Une nouvelle esthétique de l’info télé?

Le 4 octobre 2010

Il y a un peu plus de deux ans, Canon lançait son nouveau boîtier numérique : le 5D MarkII. Son capteur vidéo full frame en à fait son succès et aujourd'hui les rédactions télé commencent à s'équiper. Une révolution volontaire?

Décembre 2009, Lucas Menget, grand reporter pour France24, est en Afghanistan. Il a dans ses bagages un des derniers nés de la gamme professionnelle de chez Canon : le 5D Mark II. Ce boîtier numérique embarque une fonction vidéo full HD qui fait déjà parler d’elle depuis quelques temps, notamment du côté du webdocumentaire, des clips, de la pub ou même du cinéma. Mais, à cette époque, son utilisation en reportage, notamment au sein des rédactions télé, reste très isolée.

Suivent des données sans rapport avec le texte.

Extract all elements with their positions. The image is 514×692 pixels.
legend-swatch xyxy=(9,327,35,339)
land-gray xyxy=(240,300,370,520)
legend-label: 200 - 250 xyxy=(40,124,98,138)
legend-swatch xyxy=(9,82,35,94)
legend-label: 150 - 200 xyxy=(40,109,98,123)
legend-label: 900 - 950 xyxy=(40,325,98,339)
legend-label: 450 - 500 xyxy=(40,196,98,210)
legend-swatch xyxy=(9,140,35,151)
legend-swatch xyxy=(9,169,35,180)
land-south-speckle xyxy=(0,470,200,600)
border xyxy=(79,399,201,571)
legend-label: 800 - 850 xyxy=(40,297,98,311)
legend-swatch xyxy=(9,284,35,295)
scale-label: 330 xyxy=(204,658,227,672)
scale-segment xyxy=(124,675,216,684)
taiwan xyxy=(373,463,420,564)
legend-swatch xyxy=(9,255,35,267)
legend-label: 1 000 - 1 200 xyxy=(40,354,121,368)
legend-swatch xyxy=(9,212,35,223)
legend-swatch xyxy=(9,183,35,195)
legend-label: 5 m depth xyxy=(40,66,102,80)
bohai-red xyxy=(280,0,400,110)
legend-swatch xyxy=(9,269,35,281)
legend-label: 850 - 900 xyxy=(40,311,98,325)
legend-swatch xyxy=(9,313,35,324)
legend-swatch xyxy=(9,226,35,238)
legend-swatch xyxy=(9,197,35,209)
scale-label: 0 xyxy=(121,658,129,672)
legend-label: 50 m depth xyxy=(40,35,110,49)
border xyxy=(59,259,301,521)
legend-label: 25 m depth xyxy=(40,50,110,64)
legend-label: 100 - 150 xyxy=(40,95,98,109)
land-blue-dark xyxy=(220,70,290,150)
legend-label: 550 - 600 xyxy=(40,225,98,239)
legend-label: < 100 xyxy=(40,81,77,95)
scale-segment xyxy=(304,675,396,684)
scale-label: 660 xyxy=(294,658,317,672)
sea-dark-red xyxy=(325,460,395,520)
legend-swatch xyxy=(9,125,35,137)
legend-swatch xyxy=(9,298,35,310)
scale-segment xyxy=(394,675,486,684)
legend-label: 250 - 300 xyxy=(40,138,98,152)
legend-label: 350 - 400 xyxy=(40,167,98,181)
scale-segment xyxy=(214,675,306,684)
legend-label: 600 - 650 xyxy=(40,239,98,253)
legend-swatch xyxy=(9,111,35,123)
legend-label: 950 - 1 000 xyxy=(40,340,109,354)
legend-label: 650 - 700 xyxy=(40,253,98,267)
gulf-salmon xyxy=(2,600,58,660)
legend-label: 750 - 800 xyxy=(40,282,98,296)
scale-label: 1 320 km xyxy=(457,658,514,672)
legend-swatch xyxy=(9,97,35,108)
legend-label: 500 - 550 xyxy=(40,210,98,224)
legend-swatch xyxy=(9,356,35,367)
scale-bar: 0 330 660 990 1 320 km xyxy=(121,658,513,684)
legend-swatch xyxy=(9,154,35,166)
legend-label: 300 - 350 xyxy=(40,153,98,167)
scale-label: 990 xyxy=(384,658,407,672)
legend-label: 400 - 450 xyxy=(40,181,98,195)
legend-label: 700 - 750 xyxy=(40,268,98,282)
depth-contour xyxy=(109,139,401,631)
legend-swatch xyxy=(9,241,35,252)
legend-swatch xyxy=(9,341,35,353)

Retour sur le terrain. Ce jour là, Lucas Menget et le journaliste reporter d’images (JRI) qui l’accompagne suivent les troupes françaises du RPIMA et se retrouvent au milieu d’un affrontement avec les talibans. Ils choisissent alors de tourner à deux caméras : le JRI avec la caméra habituelle et Lucas Menget avec le Canon 5D.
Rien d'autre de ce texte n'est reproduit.